All the people wanting to tone for summer started using my oval. 
And wanting to say hello.

And setting up boxing and other things in the path of my run so I had to look up and squint to see where they were, to check if they were running in their own little section they had flagged off, and if I was going to run through or into them. They didn't have to look to see if I was coming their way, mind you, I had to change my course. Which is very hard when you're not actually a fitness person, you don't always see well, and can't see their little flags and so on, and you've only been doing this a fraction of a fraction of your life. 
And you don't want to communicate.

Then the doggie mummies came. Loud laughing ladies. Having a great meet up. Which is fabulous, except they can let their dogs off the leash (apparently) and those dogs run around me, tripping me up, sniffing my legs and my butt and trying to get me to play with them like their doggie mummies should have been but they were too busy laughing and talking together outside of the oval, but laughing ...OHHHH laughing with me about their cute dog's cute dog antics. No. Just.. Sigh.

Then the sprinklers started. Pfft pfft pfft they seemed to say as I ran through them because they started right when I got there and I couldn't stop.
So I said pfft myself, and moved to the local high school oval.

The ground is soft, it's not necessarily as even, which surprises me as it's an athletic field, but I don't care because it's quiet. I am alone and can even look UP as I run or walk. The only people I see are the bus drivers who start their pick up run early. And they don't acknowledge my presence. Well I don't think they do, they're so far away from me I can't tell.

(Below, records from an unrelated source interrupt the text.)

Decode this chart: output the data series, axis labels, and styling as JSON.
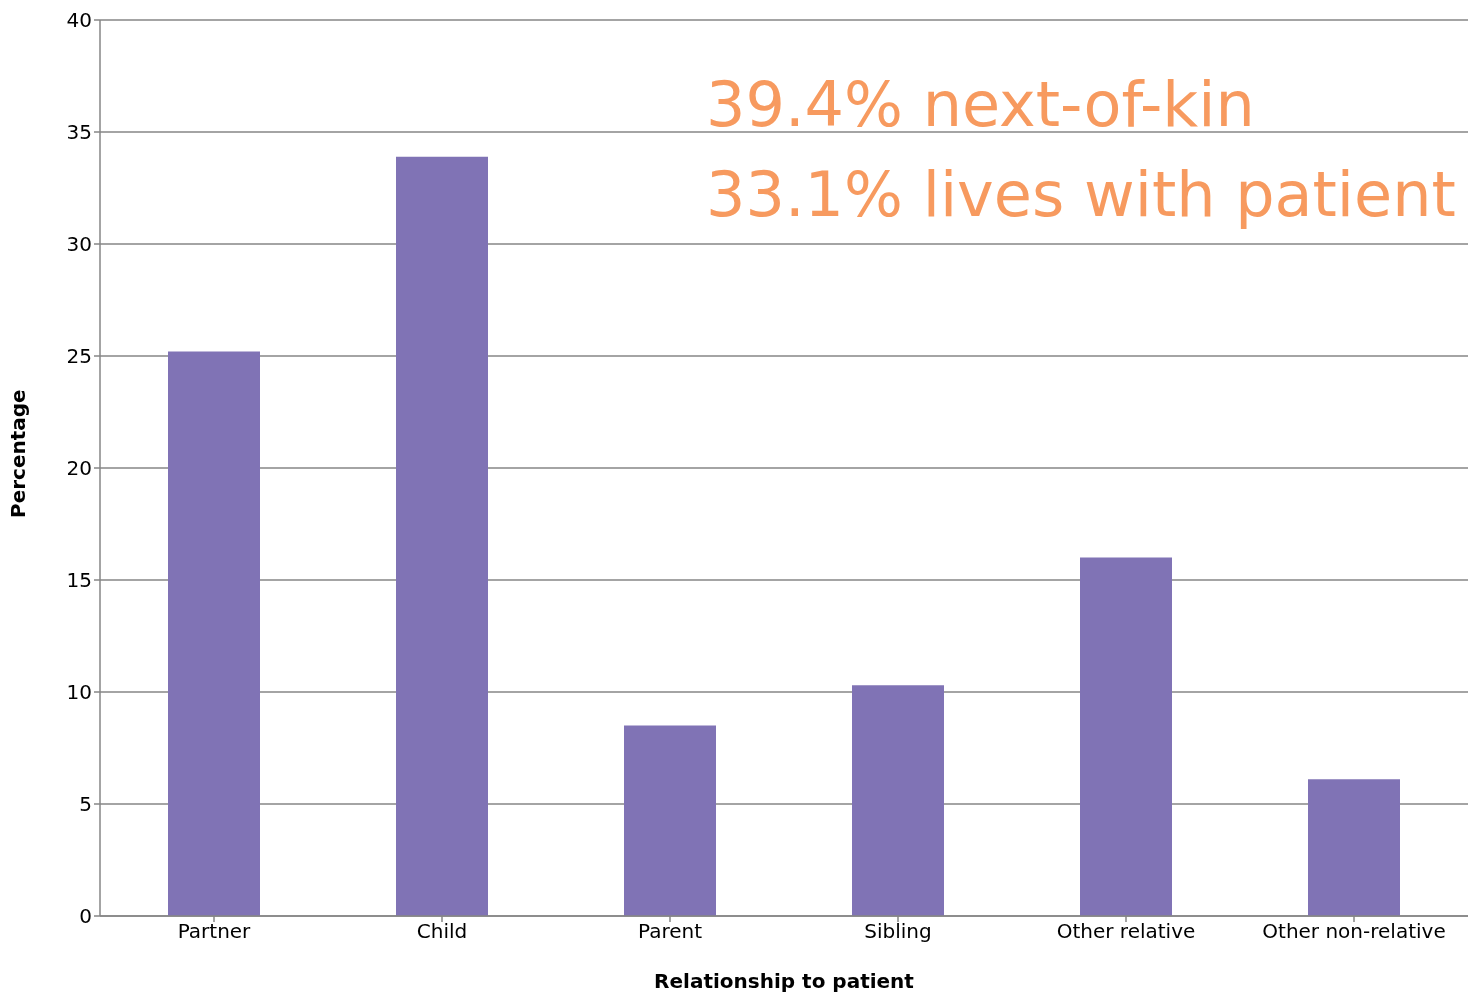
{
  "chart_data": {
    "type": "bar",
    "xlabel": "Relationship to patient",
    "ylabel": "Percentage",
    "categories": [
      "Partner",
      "Child",
      "Parent",
      "Sibling",
      "Other relative",
      "Other non-relative"
    ],
    "values": [
      25.2,
      33.9,
      8.5,
      10.3,
      16.0,
      6.1
    ],
    "color": "#8073b5",
    "ylim": [
      0,
      40
    ],
    "yticks": [
      0,
      5,
      10,
      15,
      20,
      25,
      30,
      35,
      40
    ],
    "grid": "y",
    "legend": false,
    "annotations": [
      "39.4% next-of-kin",
      "33.1% lives with patient"
    ]
  }
}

And my newbie fitness heart is happy. And.. Just sayin' .... if you tell people about my secret place, I'm going to have to start getting up earlier so I'm alone again...and that might not be too pretty, so just.. No, right?


Note:
*C25K is an app you can get for your smartphone. It is intended to get you from 'Couch to a 5K marathon' in eight weeks. I don't intend to ever run a 5k, but I did want to get fit and walking wasn't doing it fast enough. It is about half an hour a day three days a week, and works on a walk/run combo, building up the run time gradually til you're running the whole half hour.